Não podemos esquecer de Savonarola, dos tempos da inquisição. Ele entendia o Renascimento como símbolo da frouxidão moral e da degenerescência. Para livrar Firenze de seus males, patrocinou em 7 de fevereiro de 1497 a queima de livros e obras de artes que, segundo ele, incitavam o pecado da verdade.
Os Savonarolas contemporâneos devem estar surpreendidos com a onda de solidariedade a Jeferson Tenório e com o repúdio à censura. Intelectuais e educadores assinaram um manifesto de protesto, entidades da sociedade civil, como a Câmara Brasileira de Livros, também se manifestaram firmemente em defesa da liberdade de expressão.
A Companhia das Letras, editora do livro, se posicionou de forma clara e contundente: “a retirada de exemplares de um livro, baseada em uma interpretação distorcida e descontextualizada de trechos isolados, é um ato que viola os princípios fundamentais da educação e da democracia, empobrece o debate cultural e mina a capacidade dos estudantes de desenvolverem pensamento crítico e reflexivo”.

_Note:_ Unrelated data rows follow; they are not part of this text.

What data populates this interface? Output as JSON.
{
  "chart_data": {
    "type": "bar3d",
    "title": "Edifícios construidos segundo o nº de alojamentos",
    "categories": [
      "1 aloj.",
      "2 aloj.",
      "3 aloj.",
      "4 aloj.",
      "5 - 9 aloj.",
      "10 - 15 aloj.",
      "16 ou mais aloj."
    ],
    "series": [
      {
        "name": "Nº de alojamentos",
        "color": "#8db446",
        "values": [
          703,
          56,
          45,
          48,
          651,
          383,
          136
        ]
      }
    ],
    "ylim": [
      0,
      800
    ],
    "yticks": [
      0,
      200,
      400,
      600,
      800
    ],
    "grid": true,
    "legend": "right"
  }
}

Se o objetivo da distopia cabocla era condenar ao anonimato a obra de Jeferson Tenório, não conseguiu o seu intento. O vídeo da diretora de Santa Cruz do Sul e a censura dos três governadores turbinaram a venda de “O avesso da pele”, que cresceu 400%, sendo o livro mais vendido, desde a sexta-feira 1 de março. O livro também recebeu o apoio de respeitadas instituições e de intelectuais de prestígio no país. Para o dia 11 de março foi agendada uma manifestação na Livraria da Travessa em São Paulo com a presença do autor da obra.
São indicativos de que entre muitas pessoas no Brasil ainda pulsam fortes os valores do iluminismo, como tolerância, direito ao dissenso, respeito ao contraditório e liberdade de expressão.
Hubert Alquéres é vice-presidente do Conselho da Associação dos Artistas Amigos da Praça (ADAAP), associação gestora da SP Escola de Teatro, presidente da Academia Paulista de Educação e vice-presidente da Câmara Brasileira do Livro.